Die Ausbildung zum Verkäufer/zur Verkäuferin
Die Ausbildung zum Verkäufer dauert zwei Jahre und wird im Einzelhandel absolviert. Sowohl im Laden als auch in der Berufsschule lernen die angehenden Verkäufer in Theorie und Praxis wie man Kunden richtig berät, Waren bestellt, annimmt und lagert, preispolitische Maßnahmen einleitet oder auch, wie eine Kasse korrekt bedient wird.

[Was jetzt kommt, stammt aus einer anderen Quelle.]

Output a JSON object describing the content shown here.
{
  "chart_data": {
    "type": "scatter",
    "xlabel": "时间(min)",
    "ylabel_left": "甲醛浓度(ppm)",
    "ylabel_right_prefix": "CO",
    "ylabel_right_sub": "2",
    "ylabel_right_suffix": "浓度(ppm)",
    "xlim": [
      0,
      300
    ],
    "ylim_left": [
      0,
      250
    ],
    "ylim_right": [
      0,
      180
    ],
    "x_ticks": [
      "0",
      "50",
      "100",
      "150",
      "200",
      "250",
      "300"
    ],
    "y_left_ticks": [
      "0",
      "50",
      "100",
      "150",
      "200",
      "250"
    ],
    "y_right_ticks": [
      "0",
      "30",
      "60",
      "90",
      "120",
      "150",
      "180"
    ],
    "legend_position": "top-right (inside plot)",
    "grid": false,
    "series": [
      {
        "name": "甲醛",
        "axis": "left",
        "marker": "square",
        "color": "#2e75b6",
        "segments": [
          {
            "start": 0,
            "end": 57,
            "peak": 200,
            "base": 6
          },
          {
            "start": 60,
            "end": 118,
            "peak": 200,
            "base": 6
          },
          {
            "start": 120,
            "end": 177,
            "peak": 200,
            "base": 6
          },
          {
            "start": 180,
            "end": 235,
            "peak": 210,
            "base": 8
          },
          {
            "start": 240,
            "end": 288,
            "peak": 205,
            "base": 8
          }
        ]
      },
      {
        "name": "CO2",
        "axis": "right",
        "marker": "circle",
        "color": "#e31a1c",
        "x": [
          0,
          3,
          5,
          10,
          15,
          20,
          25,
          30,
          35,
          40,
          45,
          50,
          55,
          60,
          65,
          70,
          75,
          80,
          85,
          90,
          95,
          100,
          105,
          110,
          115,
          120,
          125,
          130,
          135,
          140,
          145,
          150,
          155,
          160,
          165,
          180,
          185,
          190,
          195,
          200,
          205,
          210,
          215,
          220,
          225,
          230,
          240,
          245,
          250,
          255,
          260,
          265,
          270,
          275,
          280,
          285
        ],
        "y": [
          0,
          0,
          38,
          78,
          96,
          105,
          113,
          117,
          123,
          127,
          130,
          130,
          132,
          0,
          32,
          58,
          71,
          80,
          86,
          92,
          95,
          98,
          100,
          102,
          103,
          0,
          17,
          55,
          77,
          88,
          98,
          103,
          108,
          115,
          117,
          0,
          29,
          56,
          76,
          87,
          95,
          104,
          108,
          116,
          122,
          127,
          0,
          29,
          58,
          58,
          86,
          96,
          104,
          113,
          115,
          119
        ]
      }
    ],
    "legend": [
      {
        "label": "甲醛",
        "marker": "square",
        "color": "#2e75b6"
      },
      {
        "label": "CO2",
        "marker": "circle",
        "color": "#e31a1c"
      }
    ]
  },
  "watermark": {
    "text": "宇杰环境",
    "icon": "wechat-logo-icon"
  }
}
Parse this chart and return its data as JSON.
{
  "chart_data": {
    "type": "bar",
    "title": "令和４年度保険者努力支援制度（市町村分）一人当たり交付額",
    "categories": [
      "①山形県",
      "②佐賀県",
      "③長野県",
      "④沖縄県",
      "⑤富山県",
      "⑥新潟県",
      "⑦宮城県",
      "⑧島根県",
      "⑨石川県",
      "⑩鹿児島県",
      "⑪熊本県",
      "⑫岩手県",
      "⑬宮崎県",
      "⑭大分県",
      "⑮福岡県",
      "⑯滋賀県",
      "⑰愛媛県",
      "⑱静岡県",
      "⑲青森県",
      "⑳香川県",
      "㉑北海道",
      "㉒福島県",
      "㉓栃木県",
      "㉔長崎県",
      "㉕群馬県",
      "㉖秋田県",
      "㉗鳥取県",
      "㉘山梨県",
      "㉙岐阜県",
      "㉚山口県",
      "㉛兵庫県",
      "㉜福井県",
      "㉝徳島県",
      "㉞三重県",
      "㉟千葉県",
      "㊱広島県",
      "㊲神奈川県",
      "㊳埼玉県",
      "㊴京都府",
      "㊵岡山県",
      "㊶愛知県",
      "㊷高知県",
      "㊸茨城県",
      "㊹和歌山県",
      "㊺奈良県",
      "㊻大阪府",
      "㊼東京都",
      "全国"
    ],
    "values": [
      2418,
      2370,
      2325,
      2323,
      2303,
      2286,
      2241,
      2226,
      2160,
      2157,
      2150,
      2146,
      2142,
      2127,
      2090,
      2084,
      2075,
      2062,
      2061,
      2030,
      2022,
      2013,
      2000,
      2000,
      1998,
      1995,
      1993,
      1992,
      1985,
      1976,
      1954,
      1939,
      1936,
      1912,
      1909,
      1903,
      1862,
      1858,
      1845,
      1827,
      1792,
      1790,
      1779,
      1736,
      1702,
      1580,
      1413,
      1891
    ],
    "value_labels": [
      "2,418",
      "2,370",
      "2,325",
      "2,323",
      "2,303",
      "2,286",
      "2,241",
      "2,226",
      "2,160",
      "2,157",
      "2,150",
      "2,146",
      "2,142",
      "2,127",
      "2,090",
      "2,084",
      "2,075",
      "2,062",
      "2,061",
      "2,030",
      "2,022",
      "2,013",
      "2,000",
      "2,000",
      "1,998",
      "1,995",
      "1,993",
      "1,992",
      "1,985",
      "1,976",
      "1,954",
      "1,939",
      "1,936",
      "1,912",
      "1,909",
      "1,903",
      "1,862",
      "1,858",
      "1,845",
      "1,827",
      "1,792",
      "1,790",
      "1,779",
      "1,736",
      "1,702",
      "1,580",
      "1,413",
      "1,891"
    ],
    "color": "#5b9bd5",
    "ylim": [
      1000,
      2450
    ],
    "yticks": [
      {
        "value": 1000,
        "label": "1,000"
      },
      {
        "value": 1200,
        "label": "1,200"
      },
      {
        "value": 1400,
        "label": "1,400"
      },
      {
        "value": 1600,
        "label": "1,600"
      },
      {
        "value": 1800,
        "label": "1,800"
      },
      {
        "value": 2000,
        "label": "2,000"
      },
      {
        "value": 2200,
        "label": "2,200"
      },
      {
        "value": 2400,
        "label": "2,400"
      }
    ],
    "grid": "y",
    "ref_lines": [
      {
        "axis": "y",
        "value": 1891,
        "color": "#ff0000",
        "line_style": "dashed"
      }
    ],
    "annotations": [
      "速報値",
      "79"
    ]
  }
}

Tipps für die Bewerbung als Verkäufer/-in
Essentiell für die Arbeit als Verkäufer sind ein freundliches, offenes Wesen und die Sicherheit im Umgang mit dem Kunden. Häufig werden diese Fähigkeiten in Vorstellungsgesprächen getestet, dort sollte man sich dann gepflegt, freundlich, zuvorkommend und kompetent präsentieren.